THE LEVIATHAN DOCKING AT LIVERPOOL

It is with some small measure of this sense of security—tempered by our knowledge of enemy activity in these waters—we pace the bridge. Anxiety is not wholly absent. Some hours past, we saw small flotsam that may have come from the decks of a French mail steamer, torpedoed three days ago. The passing of the derelict fittings aroused some disquiet, but the steady routine of our progress and the constant friendly presence of familiar surroundings has effect in allaying immediate fears. The rounds of the bridge go on—the writing of the log, the tapping of the glass, the small measures that mark the passing of our sea-hours. Two days out from Marseilles—and all well! In another two days we should be approaching the Canal, and then—to be clear of 'submarine waters' for a term. Fine weather! A light wind and sea accompany us for the present, but the filmy glare of the sun, now low, and a backward movement of the glass foretells a break ere long. We are steaming at high speed to make the most of the smooth sea. Ahead, on each bow, our two escorting destroyers conform to the angles of our zigzag—spurring out and swerving with the peculiar 'thrown-around' movement of their class. Look-out is alert and in numbers. Added to the watch of the ship's crew, military signallers are posted; the boats swung outboard have each a party of troops on guard.

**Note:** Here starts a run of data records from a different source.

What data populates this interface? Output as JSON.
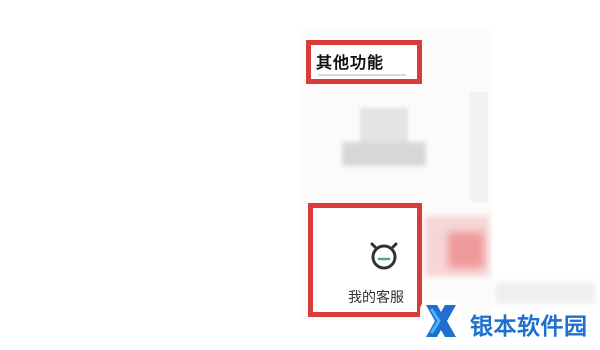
{
  "section": {
    "title": "其他功能"
  },
  "service_item": {
    "label": "我的客服",
    "icon": "customer-service-icon"
  },
  "watermark": {
    "text": "银本软件园",
    "icon": "watermark-logo-icon"
  },
  "colors": {
    "highlight": "#d93a3a",
    "watermark": "#1e6fcf"
  }
}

An alarmed cry from aloft—a half-uttered order to the steersman—an explosion, low down in the bowels of the ship, that sets her reeling in her stride!

The upthrow comes swiftly on the moment of impact. Hatches, coal, shattered debris, a huge column of solid water go skyward in a hurtling mass to fall in torrent on the bridge. Part of a human body strikes the awning spars and hangs—watch-keepers are borne to the deck by the weight of water—the steersman falls limply over the wheel with blood pouring from a gash on his forehead. . . . Then silence for a stunned half-minute, with only the thrust of the engines marking the heart-beats of the stricken ship.